In this last remnant of the Wild West—where oilmen like J. P. Getty made their fortunes and where desperadoes such as Al Spencer, “the Phantom Terror,” roamed – virtually anyone who dared to investigate the killings were themselves murdered. As the death toll surpassed more than twenty-four Osage, the newly created F.B.I. took up the case, in what became one of the organization’s first major homicide investigations. But the bureau was then notoriously corrupt and initially bungled the case. Eventually the young director, J. Edgar Hoover, turned to a former Texas Ranger named Tom White to try unravel the mystery. White put together an undercover team, including one of the only Native American agents in the bureau. They infiltrated the region, struggling to adopt the latest modern techniques of detection. Together with the Osage they began to expose one of the most sinister conspiracies in American history.
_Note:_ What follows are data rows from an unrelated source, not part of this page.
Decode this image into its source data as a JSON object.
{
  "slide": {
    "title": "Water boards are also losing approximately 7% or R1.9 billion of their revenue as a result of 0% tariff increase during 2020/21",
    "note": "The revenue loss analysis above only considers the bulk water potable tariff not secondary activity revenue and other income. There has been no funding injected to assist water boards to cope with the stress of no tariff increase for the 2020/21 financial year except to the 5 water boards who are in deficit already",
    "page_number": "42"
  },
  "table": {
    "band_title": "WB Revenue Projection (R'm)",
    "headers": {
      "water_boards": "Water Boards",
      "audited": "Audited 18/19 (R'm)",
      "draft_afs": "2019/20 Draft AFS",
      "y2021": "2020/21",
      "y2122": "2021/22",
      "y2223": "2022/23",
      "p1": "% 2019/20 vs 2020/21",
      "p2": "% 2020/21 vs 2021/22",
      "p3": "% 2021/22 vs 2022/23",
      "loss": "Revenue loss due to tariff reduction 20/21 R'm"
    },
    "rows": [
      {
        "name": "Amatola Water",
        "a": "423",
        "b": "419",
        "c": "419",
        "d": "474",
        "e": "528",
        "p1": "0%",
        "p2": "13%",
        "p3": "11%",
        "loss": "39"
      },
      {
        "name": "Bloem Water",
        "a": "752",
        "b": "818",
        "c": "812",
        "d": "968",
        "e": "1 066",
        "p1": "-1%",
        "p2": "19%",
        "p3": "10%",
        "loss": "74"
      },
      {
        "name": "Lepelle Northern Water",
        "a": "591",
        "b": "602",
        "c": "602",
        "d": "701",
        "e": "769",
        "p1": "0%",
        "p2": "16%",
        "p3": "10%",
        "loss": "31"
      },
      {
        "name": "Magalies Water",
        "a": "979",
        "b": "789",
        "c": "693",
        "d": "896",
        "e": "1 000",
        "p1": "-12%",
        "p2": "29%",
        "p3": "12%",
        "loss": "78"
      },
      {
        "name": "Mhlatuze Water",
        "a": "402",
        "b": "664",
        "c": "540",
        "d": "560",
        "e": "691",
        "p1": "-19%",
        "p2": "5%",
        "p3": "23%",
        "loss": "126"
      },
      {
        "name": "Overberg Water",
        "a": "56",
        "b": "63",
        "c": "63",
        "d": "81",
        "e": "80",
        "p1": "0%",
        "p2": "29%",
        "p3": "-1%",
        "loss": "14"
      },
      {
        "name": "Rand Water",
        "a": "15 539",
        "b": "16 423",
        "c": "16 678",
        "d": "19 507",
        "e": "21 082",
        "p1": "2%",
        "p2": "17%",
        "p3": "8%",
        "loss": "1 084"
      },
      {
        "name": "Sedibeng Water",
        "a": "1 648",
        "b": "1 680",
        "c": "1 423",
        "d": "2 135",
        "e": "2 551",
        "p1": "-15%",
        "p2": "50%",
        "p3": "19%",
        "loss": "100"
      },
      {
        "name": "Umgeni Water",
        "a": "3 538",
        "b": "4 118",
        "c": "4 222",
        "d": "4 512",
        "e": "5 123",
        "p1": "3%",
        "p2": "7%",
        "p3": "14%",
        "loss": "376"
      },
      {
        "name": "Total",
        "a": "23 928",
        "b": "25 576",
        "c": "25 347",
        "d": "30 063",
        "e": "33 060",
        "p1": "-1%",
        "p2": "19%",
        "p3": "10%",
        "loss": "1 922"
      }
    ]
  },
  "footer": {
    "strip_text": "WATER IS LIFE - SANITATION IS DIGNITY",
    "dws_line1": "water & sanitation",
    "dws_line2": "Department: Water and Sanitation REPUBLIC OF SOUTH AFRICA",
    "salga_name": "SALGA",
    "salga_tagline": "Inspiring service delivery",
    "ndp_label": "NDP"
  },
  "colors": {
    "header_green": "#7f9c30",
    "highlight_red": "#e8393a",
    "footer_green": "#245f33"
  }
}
People! How have I never heard about this before? And how many other amazing stories about our history have we never heard of until an author chances upon a fragment that tweaks their interest? And do you think that David Grann thanks Truman Capotes in his prayers at night for inventing narrative nonfiction? Oh, sorry, I got carried away there. About the book...
Because the U. S. government, and white people in general, hadn't done enough to harm the Native Americans, after the government had settled the Osage onto a piece of land in Oklahoma, they decided each person should have only a small allotment of that territory and that the government would give away the rest to white people. The Osage had learned from the Oklahoma land rush and negotiated wisely, giving each of them each more land than was originally planned and, most importantly, allowing the Osage to retain the mineral rights to all land in their territory, no matter who owned the land above them.
Then it turned out there was oil under that land. A lot of oil. And the white men, who were already treating the Osage like small children and already unbelievably corrupt, got even worse. If all of that weren't enough, this all happened during Prohibition. We all know what that did for crime in this country and the Osage territory was no exception.
And J. Edgar Hoover? Also, not the nicest guy in the country. But the case of the Osage murders happened just as he rose to power, determined to turn the Bureau of Investigation into an efficient crime-fighting machine. Without him, and his dogged insistence that these crimes be solved, these people's murders would likely never have been solved.
The story of these murders and the attempt to solve them is fascinating and Grann keeps things moving along at a pace that should keep even those most leery of nonfiction interested. I couldn't put it down once I got started. I'm still just astounded at the level of corruption and incompetence and wondering how many more stories there are out there like this one that have yet to be unearthed.
I could have used a cast of characters list that I could refer back to throughout the book. There were so many people involved in the corruption on this area and in these crimes that it was often hard to remember who was who. If decide to read this, I highly recommend making your own as you go along. That goes along with my strong recommendation that you read this book; it's quite the eye-opener and, heaven knows, we could all use to have our eyes opened to the past because it has so much to do with the present.